Question

Given: ΔACM, m∠C = 90º

Answer 1

Answer:

CM=20 and CP=12

Step-by-step explanation:

The given triangle ΔACM has the measurements as follows:

m∠C=90°, CP⊥AM, AC=15, AP=9, PM=16.

To Find: CP and CM

We can use Pythagoras theorem to calculate the sides CP and CM.

Pythagoras theorem gives a relation between hypotenuse, base and height/perpendicular of a right angled triangle which is as follows:

$h^{2}=p^{2}+b^{2}$

where h is hypotenuse of triangle, b is base and p is perpendicular of triangle.

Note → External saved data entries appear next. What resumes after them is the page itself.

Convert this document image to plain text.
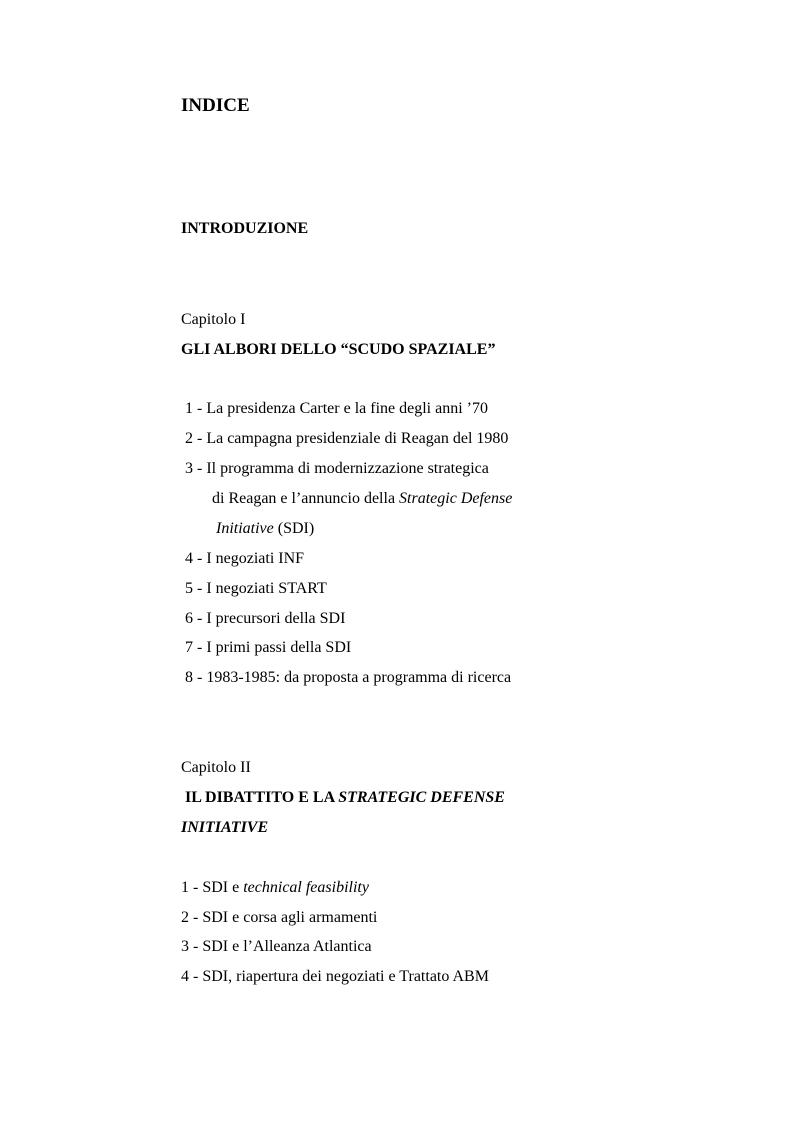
INDICE
INTRODUZIONE
Capitolo I
GLI ALBORI DELLO “SCUDO SPAZIALE”
1 - La presidenza Carter e la fine degli anni ’70
2 - La campagna presidenziale di Reagan del 1980
3 - Il programma di modernizzazione strategica
di Reagan e l’annuncio della Strategic Defense
Initiative (SDI)
4 - I negoziati INF
5 - I negoziati START
6 - I precursori della SDI
7 - I primi passi della SDI
8 - 1983-1985: da proposta a programma di ricerca
Capitolo II
IL DIBATTITO E LA STRATEGIC DEFENSE
INITIATIVE
1 - SDI e technical feasibility
2 - SDI e corsa agli armamenti
3 - SDI e l’Alleanza Atlantica
4 - SDI, riapertura dei negoziati e Trattato ABM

The figure shows that in ΔACM is a right angled triangle at C where,

AM --> hypotenuse

CM --> base

AC --> height

So substituting values into formula:

$AM^{2}=AC^{2}+CM^{2}$

$25^{2}=15^{2}+CM^{2}$

$625-225=CM^{2}$

$400=CM^{2}$

$\sqrt{400} =CM$

$CM=20$, which is required answer.

Similarly, we can see that triangle ΔCPM is also a right angled triangle at P and thus Pythagoras theorem can again be applied to calculate CP. Since CM is the side opposite to right angle P, it is the hypotenuse.

So we have,

$CM^{2}=PM^{2}+CP^{2}$

$20^{2}=16^{2}+CP^{2}$

$400-256=CP^{2}$

$144=CP^{2}$

$\sqrt{144} =CP$

$CP=12$, which is required answer.